Covers.com called Kyl’s office to ask just that, but the Republican’s press office wouldn’t comment. Instead, they referred us to Kyl’s website, which doesn’t include anything about online gambling.
Even if the website contained information about Kyl and online gambling, we’d have to take it with a bagful of salt. Because – and there’s really no delicate way to put this – in addition to being a sneak, Jon Kyl is a liar.
Even Jon Kyl knows it. And admits it.
Not too long ago, the senator took to the floor of the Senate and railed against Planned Parenthood, claiming (incorrectly) that 90 percent of the organization’s services are related to abortions. Except they aren’t. The number is about 3 percent, easily available through an Internet search. When Kyl was unable to figure out a way to account for the 87 percent discrepancy, his staff was forced to fall on the grenade, issuing a statement that Kyl didn’t intend for his remarks to be a factual statement. There is a word for an intentional statement that is not correct, and
even Roger Clemens knows what that is.
It is beyond depressing that Nevada’s Harry Reid, the Senate majority leader, who has been ineffective but generally supportive of federal gambling initiatives over the years, could be in cahoots with Kyl. Reid has been more than happy to carry the water for Las Vegas casino interests over the years and if he and Kyl have become bedfellows in a plan to limit online wagering, it probably means that that’s what the MGMs and Caesars want it. And it’s more than a bit curious that Las Vegas Sands boss Sheldon Adelson is also making anti-online gambling noise just as the Kyl-Reid union surfaces.

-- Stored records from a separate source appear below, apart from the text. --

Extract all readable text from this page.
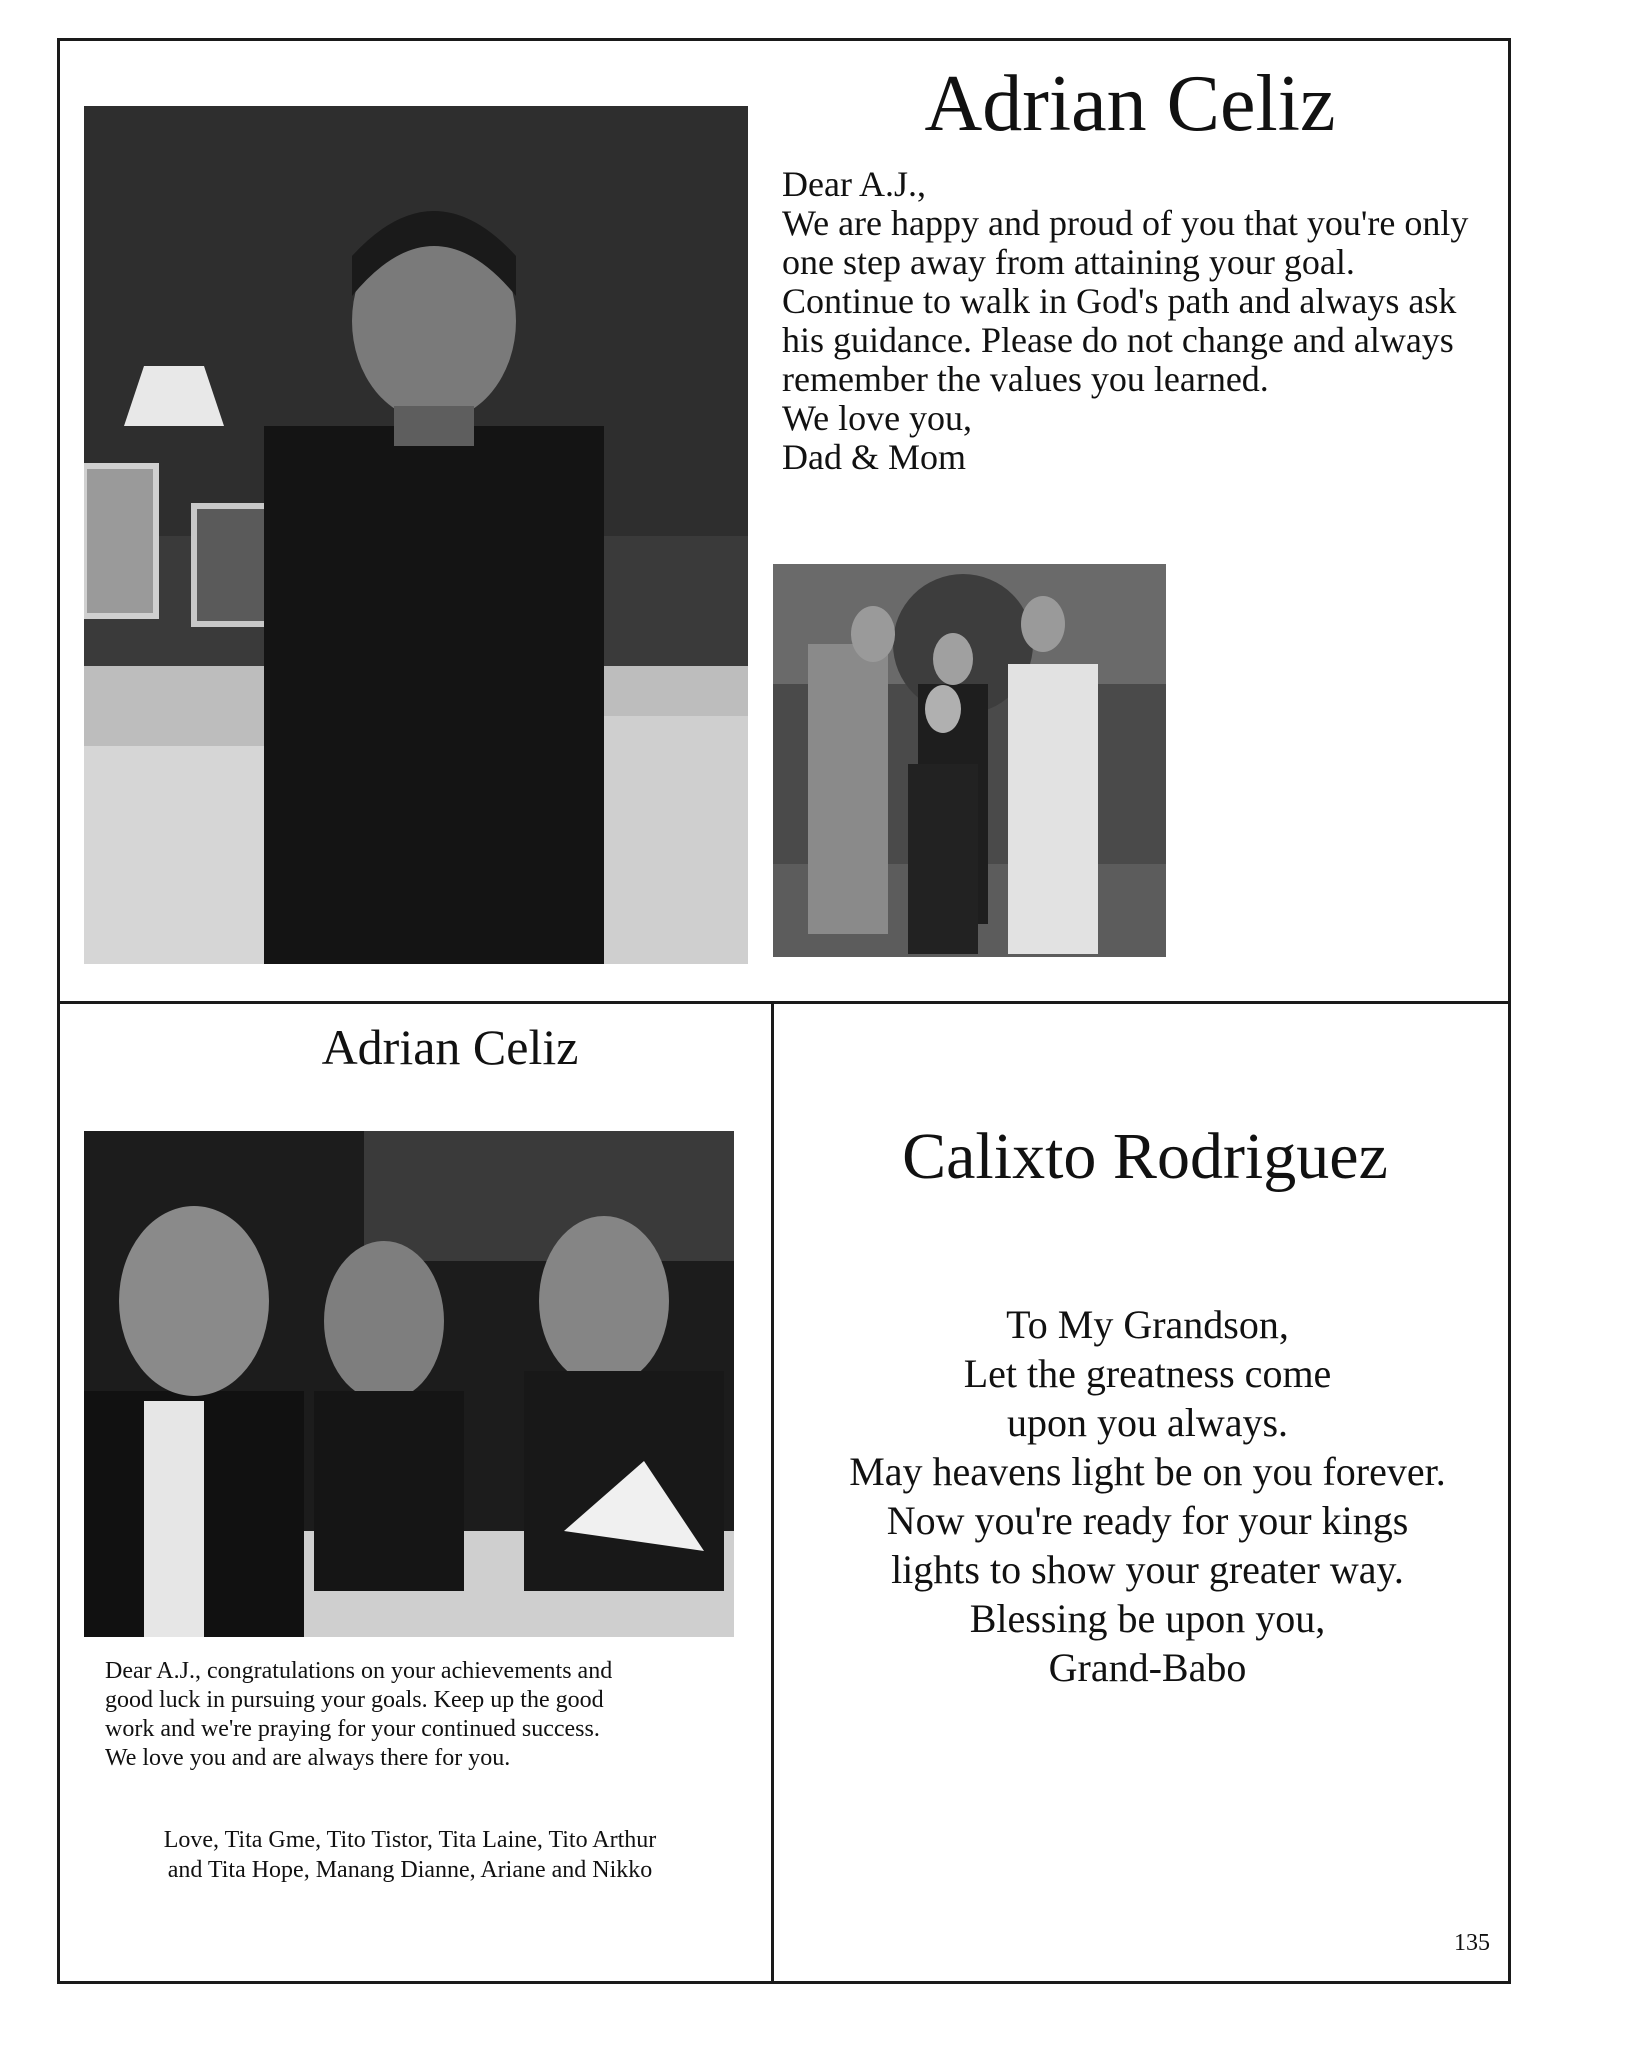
Adrian Celiz
Dear A.J.,
We are happy and proud of you that you're only
one step away from attaining your goal.
Continue to walk in God's path and always ask
his guidance. Please do not change and always
remember the values you learned.
We love you,
Dad & Mom
Adrian Celiz
Dear A.J., congratulations on your achievements and
good luck in pursuing your goals. Keep up the good
work and we're praying for your continued success.
We love you and are always there for you.
Love, Tita Gme, Tito Tistor, Tita Laine, Tito Arthur
and Tita Hope, Manang Dianne, Ariane and Nikko
Calixto Rodriguez
To My Grandson,
Let the greatness come
upon you always.
May heavens light be on you forever.
Now you're ready for your kings
lights to show your greater way.
Blessing be upon you,
Grand-Babo
135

Prof. I. Nelson Rose, considered the country’s No. 1 expert on legal gambling issues, addressed the odd relationship between the arch-conservative Kyl and the otherwise-liberal Reid:
“The only thing Reid and Kyl agree on,” Rose wrote last year in his popular blog Gambling and the Law, “is that Internet poker should be operated only by their constituents: Land-based casino companies (Reid) or Indian casino tribes (Kyl).”
Proving once again the old adage that all politics is local. Even when it comes to online gambling federal legislation.